Health care later in life is a serious concern for most people in California. While most do their best to prepare, unforeseen circumstances can impact a person’s access to health care, retirement benefits and more. Divorce is just one such situation which might alter a person’s ability to maintain his or her expected standards of living. However, most people have options to address these concerns and preserve their access to these and other essential supports during retirement.
When a person is covered by health insurance through his or her spouse’s employer, divorce can be an understandably concerning matter. Once the divorce is finalized, the person not employed by the company will have his or her coverage immediately terminated. Health insurance coverage is particularly important for those over the age of 50, as many serious or chronic medical conditions tend to present later in life.

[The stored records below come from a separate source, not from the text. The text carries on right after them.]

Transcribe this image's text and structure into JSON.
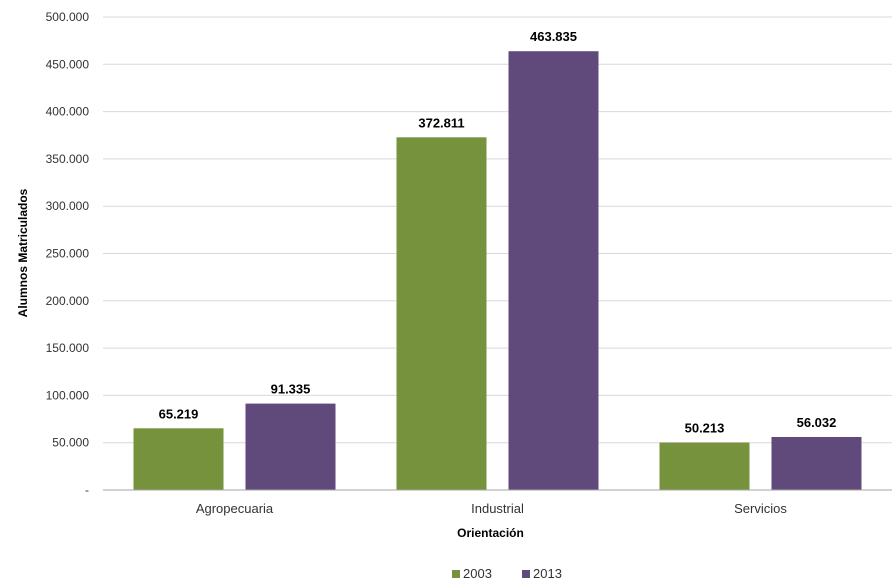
{
  "chart_data": {
    "type": "bar",
    "title": "",
    "xlabel": "Orientación",
    "ylabel": "Alumnos Matriculados",
    "categories": [
      "Agropecuaria",
      "Industrial",
      "Servicios"
    ],
    "series": [
      {
        "name": "2003",
        "color": "#76923c",
        "values": [
          65219,
          372811,
          50213
        ],
        "labels": [
          "65.219",
          "372.811",
          "50.213"
        ]
      },
      {
        "name": "2013",
        "color": "#604a7b",
        "values": [
          91335,
          463835,
          56032
        ],
        "labels": [
          "91.335",
          "463.835",
          "56.032"
        ]
      }
    ],
    "ylim": [
      0,
      500000
    ],
    "yticks": [
      0,
      50000,
      100000,
      150000,
      200000,
      250000,
      300000,
      350000,
      400000,
      450000,
      500000
    ],
    "ytick_labels": [
      "-",
      "50.000",
      "100.000",
      "150.000",
      "200.000",
      "250.000",
      "300.000",
      "350.000",
      "400.000",
      "450.000",
      "500.000"
    ],
    "grid": true,
    "legend_position": "bottom"
  }
}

Retirement is another significant concern, both for those who have worked and those who have not. In general, a person who has worked diligently and put away money for retirement might be less than pleased to have to share those funds. On the other hand, a person who did not work was still counting on those retirement funds. If the retirement money was saved while the two were married, then it is generally counted as marital property and has to be divided. However, an amount that was sufficient for supporting two people in a single household might not stretch as far when it must be split and used to support two separate households.
Those who are over the age of 50 face unique concerns during divorce. California residents should consider researching their options for health insurance coverage, retirement benefits and more before finalizing their divorce. This is an understandably overwhelming process that can sometimes be made easier under the careful guidance of an experienced attorney.